Goodman Gallery is pleased to announce a solo exhibition of new work by David Koloane (b.1938), one of South Africa’s most renowned Expressionist painters.
Since the 1950s the artist has confronted the urban world in figural renderings and bold colors to develop a powerful mode of social criticism. Koloane’s central subject, black life in the city of Johannesburg, is depicted in swirling, swaying, and exaggeratedly executed brushstrokes. These techniques are meant to convey the turgid emotional state of the artist reacting to the anxieties and yearnings of life in one of Africa’s largest cities.

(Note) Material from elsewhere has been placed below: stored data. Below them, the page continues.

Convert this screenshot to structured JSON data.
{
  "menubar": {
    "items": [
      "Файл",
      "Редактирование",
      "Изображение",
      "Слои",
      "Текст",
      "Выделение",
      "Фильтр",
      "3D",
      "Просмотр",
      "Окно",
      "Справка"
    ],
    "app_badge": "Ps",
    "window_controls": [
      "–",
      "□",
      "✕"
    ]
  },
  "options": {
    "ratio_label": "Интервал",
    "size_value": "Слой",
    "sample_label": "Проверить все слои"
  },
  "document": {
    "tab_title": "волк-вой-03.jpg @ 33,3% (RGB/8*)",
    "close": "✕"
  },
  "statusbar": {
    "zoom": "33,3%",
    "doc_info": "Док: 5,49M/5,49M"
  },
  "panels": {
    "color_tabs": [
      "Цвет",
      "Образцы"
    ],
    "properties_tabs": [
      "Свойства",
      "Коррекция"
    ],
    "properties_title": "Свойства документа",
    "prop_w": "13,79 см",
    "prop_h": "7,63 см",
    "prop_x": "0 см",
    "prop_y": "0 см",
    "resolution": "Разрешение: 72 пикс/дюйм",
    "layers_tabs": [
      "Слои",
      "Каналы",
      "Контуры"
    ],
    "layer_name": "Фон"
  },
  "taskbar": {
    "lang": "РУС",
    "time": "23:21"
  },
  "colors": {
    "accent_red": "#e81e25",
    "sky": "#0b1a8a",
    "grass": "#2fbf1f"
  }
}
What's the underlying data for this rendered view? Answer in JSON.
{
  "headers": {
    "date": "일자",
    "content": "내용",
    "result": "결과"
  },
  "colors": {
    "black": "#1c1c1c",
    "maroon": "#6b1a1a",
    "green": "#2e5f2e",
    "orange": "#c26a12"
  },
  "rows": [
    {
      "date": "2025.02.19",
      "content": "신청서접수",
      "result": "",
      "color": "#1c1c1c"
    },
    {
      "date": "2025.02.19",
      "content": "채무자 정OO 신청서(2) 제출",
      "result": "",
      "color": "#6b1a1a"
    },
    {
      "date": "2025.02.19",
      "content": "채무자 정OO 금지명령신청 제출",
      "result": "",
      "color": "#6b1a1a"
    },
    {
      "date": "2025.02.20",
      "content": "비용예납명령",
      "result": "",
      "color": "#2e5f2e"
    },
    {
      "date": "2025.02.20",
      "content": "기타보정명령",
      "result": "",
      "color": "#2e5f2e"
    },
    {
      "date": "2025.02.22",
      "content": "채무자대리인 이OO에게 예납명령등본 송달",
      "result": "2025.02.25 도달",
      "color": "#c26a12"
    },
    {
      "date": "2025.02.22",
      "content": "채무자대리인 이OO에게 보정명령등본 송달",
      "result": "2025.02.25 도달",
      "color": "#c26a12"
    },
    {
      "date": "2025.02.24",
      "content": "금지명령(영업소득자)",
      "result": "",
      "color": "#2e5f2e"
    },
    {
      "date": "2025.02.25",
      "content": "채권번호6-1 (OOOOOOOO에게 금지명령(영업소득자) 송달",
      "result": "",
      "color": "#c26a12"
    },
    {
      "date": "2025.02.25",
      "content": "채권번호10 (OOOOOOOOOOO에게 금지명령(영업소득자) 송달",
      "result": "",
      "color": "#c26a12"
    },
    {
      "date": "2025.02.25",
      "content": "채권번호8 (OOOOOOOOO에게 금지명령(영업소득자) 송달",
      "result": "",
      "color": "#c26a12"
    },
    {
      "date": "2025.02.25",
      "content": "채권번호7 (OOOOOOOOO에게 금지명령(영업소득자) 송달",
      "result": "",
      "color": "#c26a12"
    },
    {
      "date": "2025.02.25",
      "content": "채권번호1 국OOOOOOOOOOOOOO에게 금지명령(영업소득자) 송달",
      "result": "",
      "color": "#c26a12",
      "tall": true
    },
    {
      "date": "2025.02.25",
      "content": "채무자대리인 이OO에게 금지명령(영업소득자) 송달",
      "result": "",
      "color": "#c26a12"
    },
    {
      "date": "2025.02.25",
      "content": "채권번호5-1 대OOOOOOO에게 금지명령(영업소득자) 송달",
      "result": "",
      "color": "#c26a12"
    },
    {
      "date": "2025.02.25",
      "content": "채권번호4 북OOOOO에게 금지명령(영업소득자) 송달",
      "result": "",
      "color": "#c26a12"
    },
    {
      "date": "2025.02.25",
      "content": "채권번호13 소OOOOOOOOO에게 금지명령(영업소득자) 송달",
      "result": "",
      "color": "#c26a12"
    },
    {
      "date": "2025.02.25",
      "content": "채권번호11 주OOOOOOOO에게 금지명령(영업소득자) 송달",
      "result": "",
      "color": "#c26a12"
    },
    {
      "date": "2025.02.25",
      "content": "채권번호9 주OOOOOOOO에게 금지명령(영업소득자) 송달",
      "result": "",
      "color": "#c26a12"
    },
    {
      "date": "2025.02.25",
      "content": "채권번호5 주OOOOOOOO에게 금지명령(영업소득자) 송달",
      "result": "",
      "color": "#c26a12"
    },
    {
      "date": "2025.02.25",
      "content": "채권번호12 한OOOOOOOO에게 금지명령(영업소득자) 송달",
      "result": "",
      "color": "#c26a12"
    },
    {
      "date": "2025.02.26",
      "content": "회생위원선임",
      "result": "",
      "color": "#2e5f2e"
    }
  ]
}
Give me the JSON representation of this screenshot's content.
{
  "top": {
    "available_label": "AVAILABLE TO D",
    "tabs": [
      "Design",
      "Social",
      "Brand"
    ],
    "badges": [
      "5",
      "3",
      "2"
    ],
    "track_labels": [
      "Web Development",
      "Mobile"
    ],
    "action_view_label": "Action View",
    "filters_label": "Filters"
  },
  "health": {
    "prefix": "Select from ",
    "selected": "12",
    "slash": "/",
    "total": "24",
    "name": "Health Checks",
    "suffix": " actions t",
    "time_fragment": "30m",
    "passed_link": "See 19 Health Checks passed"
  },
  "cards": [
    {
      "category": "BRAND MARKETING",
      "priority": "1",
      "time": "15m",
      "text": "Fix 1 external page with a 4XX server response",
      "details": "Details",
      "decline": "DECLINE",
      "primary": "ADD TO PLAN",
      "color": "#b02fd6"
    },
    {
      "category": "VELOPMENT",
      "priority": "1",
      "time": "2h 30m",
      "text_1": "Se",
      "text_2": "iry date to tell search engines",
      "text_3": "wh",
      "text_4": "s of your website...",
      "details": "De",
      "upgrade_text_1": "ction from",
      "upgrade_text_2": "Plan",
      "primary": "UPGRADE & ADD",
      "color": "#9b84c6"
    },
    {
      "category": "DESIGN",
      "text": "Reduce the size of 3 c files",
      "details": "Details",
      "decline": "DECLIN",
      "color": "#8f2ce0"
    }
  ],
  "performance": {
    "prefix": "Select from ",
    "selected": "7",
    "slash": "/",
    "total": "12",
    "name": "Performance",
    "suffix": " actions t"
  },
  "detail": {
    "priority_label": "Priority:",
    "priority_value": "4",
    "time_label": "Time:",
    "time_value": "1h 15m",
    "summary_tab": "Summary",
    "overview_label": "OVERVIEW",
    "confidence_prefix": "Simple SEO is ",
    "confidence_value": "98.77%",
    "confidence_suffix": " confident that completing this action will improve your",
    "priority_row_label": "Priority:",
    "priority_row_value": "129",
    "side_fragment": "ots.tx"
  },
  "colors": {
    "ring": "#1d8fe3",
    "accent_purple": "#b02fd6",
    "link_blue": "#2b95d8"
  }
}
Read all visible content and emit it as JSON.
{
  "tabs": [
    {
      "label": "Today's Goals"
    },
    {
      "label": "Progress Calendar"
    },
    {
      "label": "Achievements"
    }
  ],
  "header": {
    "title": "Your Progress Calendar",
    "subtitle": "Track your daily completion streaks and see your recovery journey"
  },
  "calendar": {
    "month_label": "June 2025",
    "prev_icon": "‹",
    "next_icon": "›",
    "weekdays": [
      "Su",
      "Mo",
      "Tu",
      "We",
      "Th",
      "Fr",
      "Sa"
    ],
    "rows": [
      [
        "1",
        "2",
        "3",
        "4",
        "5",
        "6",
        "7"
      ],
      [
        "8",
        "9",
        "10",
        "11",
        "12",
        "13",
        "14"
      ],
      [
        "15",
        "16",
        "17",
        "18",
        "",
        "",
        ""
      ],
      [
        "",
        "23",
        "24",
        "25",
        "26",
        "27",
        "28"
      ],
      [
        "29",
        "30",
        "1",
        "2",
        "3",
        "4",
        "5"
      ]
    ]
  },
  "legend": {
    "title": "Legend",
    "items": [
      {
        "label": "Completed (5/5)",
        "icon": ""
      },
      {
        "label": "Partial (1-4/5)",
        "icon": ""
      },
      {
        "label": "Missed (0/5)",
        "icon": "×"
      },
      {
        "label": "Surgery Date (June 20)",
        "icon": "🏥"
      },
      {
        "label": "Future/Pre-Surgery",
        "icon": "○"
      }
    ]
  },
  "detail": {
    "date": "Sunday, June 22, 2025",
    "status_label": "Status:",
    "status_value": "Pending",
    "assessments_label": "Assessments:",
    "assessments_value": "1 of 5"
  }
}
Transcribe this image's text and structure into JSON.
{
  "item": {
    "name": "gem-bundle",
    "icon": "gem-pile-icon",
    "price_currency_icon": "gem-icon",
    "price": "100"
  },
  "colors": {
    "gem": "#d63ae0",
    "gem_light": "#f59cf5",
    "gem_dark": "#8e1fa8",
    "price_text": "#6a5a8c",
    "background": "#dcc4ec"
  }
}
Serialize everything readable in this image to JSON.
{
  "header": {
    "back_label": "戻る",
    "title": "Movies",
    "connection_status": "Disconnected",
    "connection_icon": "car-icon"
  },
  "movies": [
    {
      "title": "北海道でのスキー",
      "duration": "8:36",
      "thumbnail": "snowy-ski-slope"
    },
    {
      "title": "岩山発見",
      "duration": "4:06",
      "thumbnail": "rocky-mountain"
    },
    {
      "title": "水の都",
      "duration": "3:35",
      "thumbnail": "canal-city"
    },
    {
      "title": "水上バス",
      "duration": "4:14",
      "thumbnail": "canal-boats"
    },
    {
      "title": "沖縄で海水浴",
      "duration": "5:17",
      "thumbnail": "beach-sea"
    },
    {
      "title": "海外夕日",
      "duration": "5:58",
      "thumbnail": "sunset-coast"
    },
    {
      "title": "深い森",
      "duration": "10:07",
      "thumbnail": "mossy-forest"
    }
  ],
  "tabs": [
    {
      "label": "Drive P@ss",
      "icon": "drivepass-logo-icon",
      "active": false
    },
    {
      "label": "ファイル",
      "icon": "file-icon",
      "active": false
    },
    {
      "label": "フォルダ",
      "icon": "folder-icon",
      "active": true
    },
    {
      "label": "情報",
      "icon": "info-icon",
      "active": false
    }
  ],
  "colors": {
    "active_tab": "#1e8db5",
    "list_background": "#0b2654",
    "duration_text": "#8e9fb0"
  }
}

Brightly hued images, such as, Red Beret, are an energetic game of color and form, Saxophone a soothing streak of pinky-grey and The Hustlers exist in a phantom grey. Working in layers of ideas and media, Koloane comments on the emotional resonances of the city in representations that range from the vibrant and hopeful to the grey and melancholic and back again.
At the center of the exhibition is a new stop-motion animated video, created from a series of detailed pencil drawings. The Takeover, expressed in a palette of achromatic greys, is a fable about the value of community and a cautionary tale about the company one keeps. Set in a Johannesburg township, a pack of aggressive feral dogs take over an abandoned school. One night, a woman attends a vigil at a neighbor’s house and while walking home after the meeting the dogs attack and kill her. Spurred by her death the community comes together, and drive the dogs out of town. A very short fable, featuring animals with human thoughts and deeds, The Takeover is a metaphor about the dangers of free-living and the redemptive power of community.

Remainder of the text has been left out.